Ruinous interference with shortwave reception and other communications in the 2-to-80 MHz radio band would result from the transmission of broadband Internet signals over electrical powerlines -- the so-called broadband-over-powerline (BPL) initiative under study by the FCC -- its detractors charge. As such, BPL emissions radiating over-the-air would imperil the large installed base of consumer shortwave radios and continued growing sales estimated at 2 million receivers yearly, CE executives said. Potential BPL interference also would affect aviation, maritime, land mobile and radioastronomy frequencies, thereby raising homeland security issues, the NAB and other broadcast associations said. There’s acute awareness of the issue in Europe as well, with the U.K.’s BBC in the forefront of research on BPL-related interference.

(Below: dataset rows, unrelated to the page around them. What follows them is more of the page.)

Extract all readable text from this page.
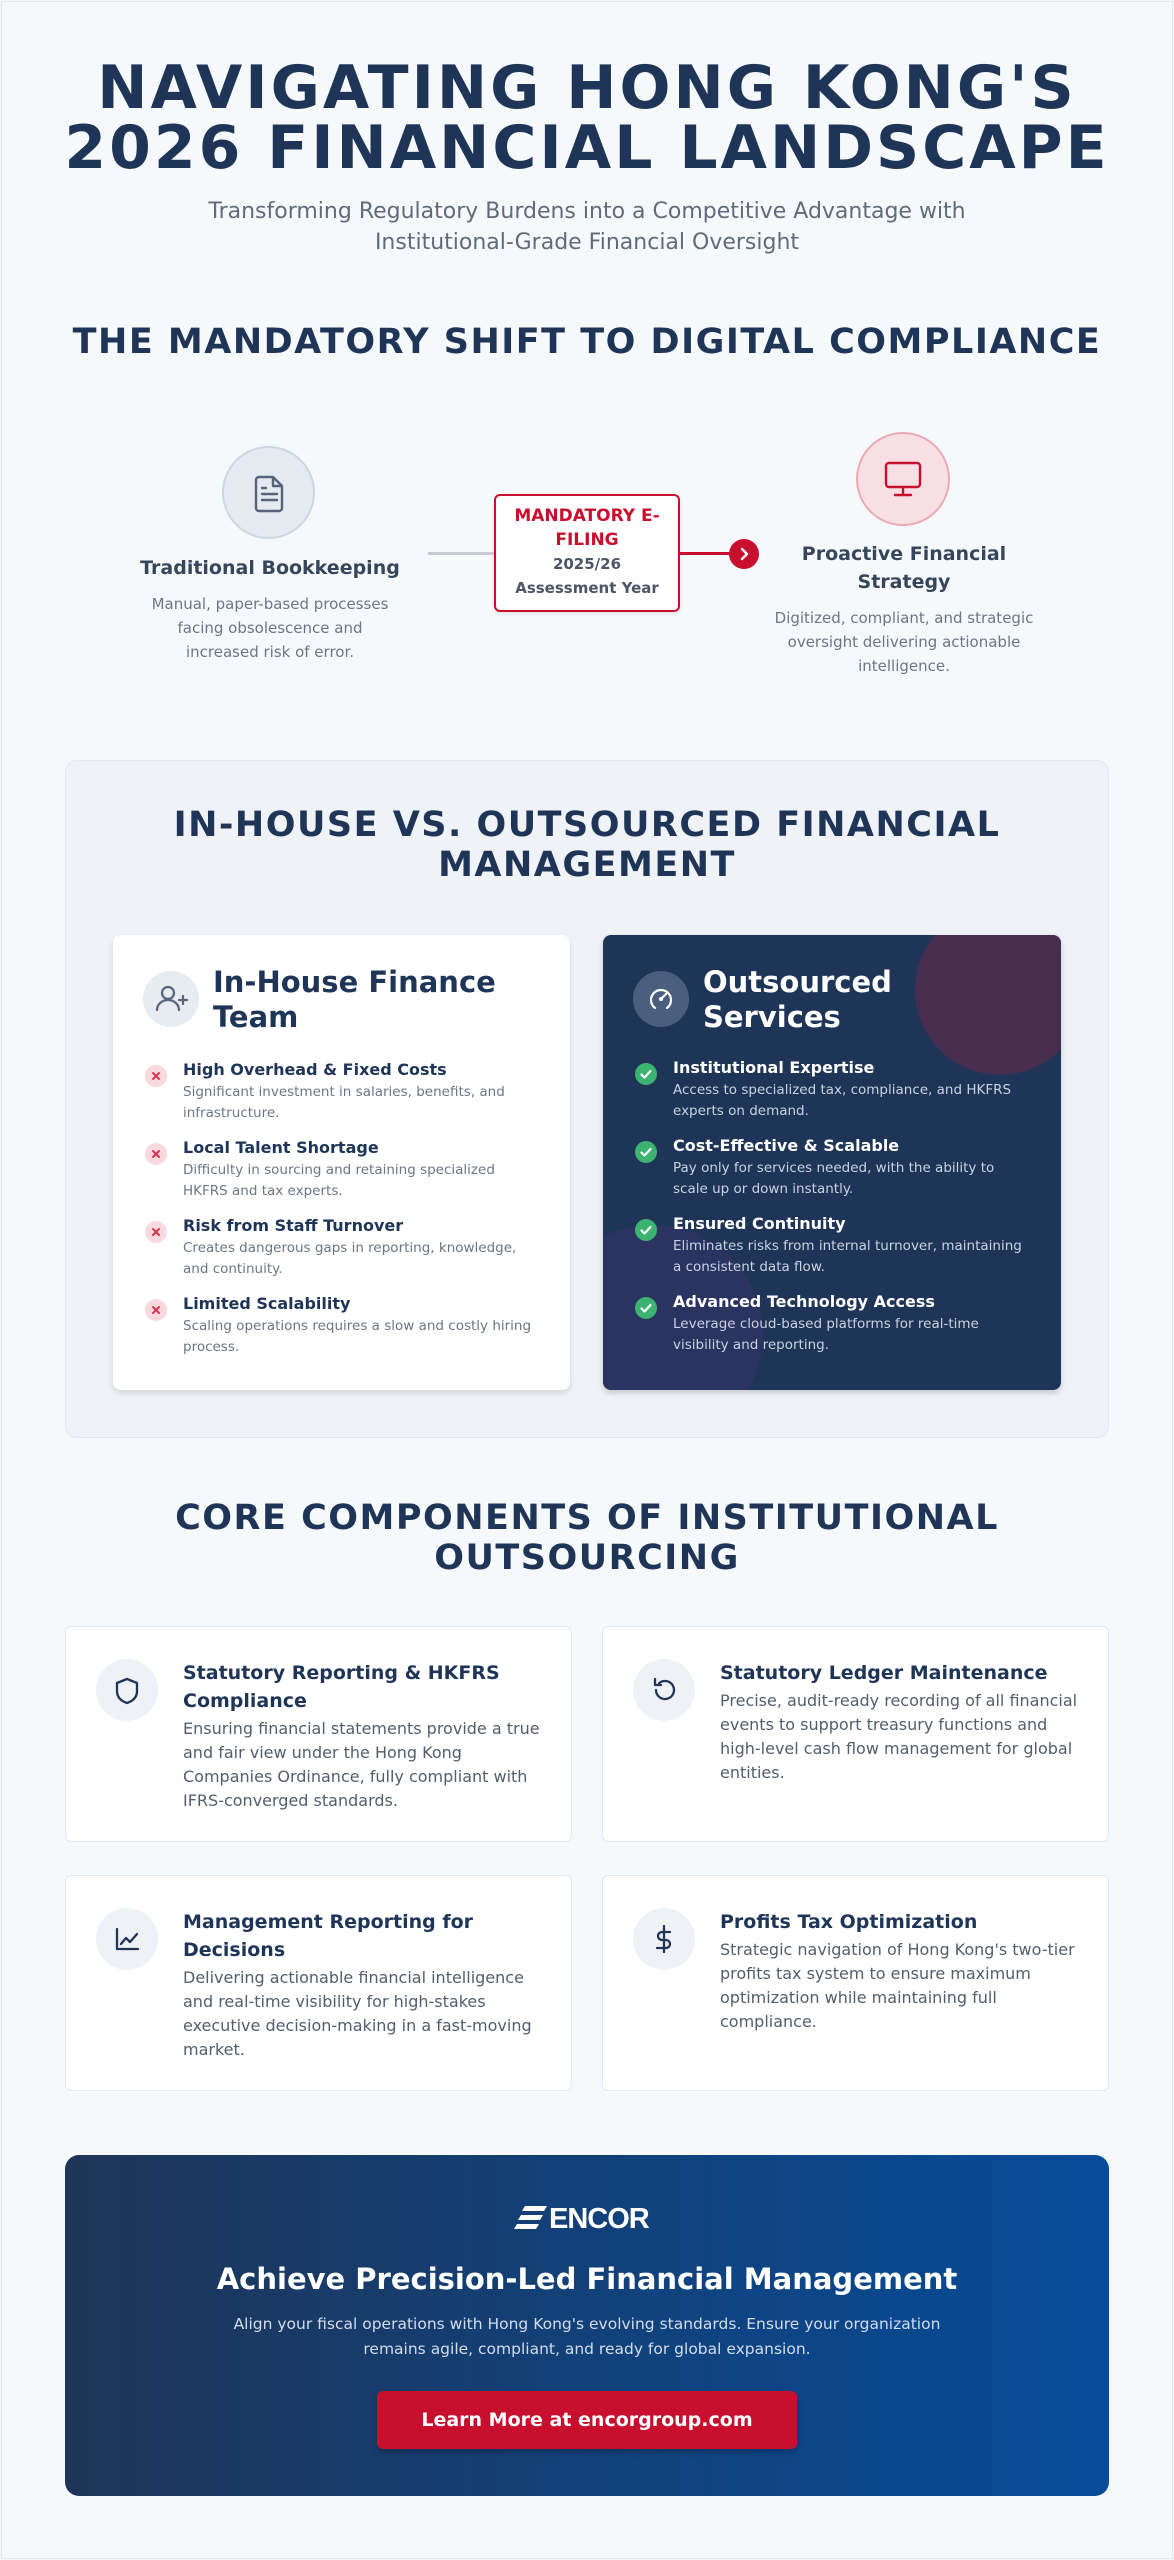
NAVIGATING HONG KONG'S
2026 FINANCIAL LANDSCAPE
Transforming Regulatory Burdens into a Competitive Advantage with
Institutional-Grade Financial Oversight
THE MANDATORY SHIFT TO DIGITAL COMPLIANCE
Traditional Bookkeeping
Manual, paper-based processes
facing obsolescence and
increased risk of error.
MANDATORY E-
FILING
2025/26
Assessment Year
Proactive Financial
Strategy
Digitized, compliant, and strategic
oversight delivering actionable
intelligence.
IN-HOUSE VS. OUTSOURCED FINANCIAL
MANAGEMENT
In-House Finance
Team
High Overhead & Fixed Costs
Significant investment in salaries, benefits, and
infrastructure.
Local Talent Shortage
Difficulty in sourcing and retaining specialized
HKFRS and tax experts.
Risk from Staff Turnover
Creates dangerous gaps in reporting, knowledge,
and continuity.
Limited Scalability
Scaling operations requires a slow and costly hiring
process.
Outsourced
Services
Institutional Expertise
Access to specialized tax, compliance, and HKFRS
experts on demand.
Cost-Effective & Scalable
Pay only for services needed, with the ability to
scale up or down instantly.
Ensured Continuity
Eliminates risks from internal turnover, maintaining
a consistent data flow.
Advanced Technology Access
Leverage cloud-based platforms for real-time
visibility and reporting.
CORE COMPONENTS OF INSTITUTIONAL
OUTSOURCING
Statutory Reporting & HKFRS
Compliance
Ensuring financial statements provide a true
and fair view under the Hong Kong
Companies Ordinance, fully compliant with
IFRS-converged standards.
Statutory Ledger Maintenance
Precise, audit-ready recording of all financial
events to support treasury functions and
high-level cash flow management for global
entities.
Management Reporting for
Decisions
Delivering actionable financial intelligence
and real-time visibility for high-stakes
executive decision-making in a fast-moving
market.
Profits Tax Optimization
Strategic navigation of Hong Kong's two-tier
profits tax system to ensure maximum
optimization while maintaining full
compliance.
ENCOR
Achieve Precision-Led Financial Management
Align your fiscal operations with Hong Kong's evolving standards. Ensure your organization
remains agile, compliant, and ready for global expansion.
Learn More at encorgroup.com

The FCC granted a petition by the Nassau County, N.Y., Police Dept. to exclude Wireless Assist Video Devices (WAVDs) from the 500-506 MHz band (UHF TV Ch. 19) in the N.Y./Northeast N.J. area to protect incumbent public safety and land mobile operations in that area. The FCC also moved to exclude, to a lesser extent, WAVD operation on adjacent bands 494-500 MHz (UHF TV Ch. 18) and 506-512 MHz (UHF TV Ch. 20) in that area. The FCC also denied a petition by the Society of Bcst. Engineers to treat composite dual-carrier analog/digital TV Broadcast Auxiliary Service emissions within a single channel as separate emissions.
New Video and Computer Games: GarageGames said the futuristic racing game GravRally from 21-6 Productions won awards at Indie Games Con (IGC) ‘03 Players Choice Awards for Best Overall game and Best in Category for Multiplayer. GarageGames also said Dark Horizons: Lore from Max Gaming Technologies came in 2nd place overall and tied for Best Game Art, Bit Shifter from Plastic Games won Best in Category for Single Player and was 3rd overall, Fuzzee Teevee by Gastronaut Studios won Best in Category for Game Art and was 4th overall… German game maker CDV Software Entertainment said the PC game No Man’s Land started shipping in N. America at $39.99.
Cal. Gov. Gray Davis (D) signed a bill that allows state land to be leased to wireless carriers for communications tower sites. The new law (AB-855) directs the Cal. Departments. of Transportation and General Services to develop an inventory of state property that could be leased for wireless towers. The law provides that 15% of such lease revenue goes into a new Digital Divide Fund that will be administered by the Cal. PUC and used to award grants to community organizations for technology training programs that benefit low-income urban and rural areas.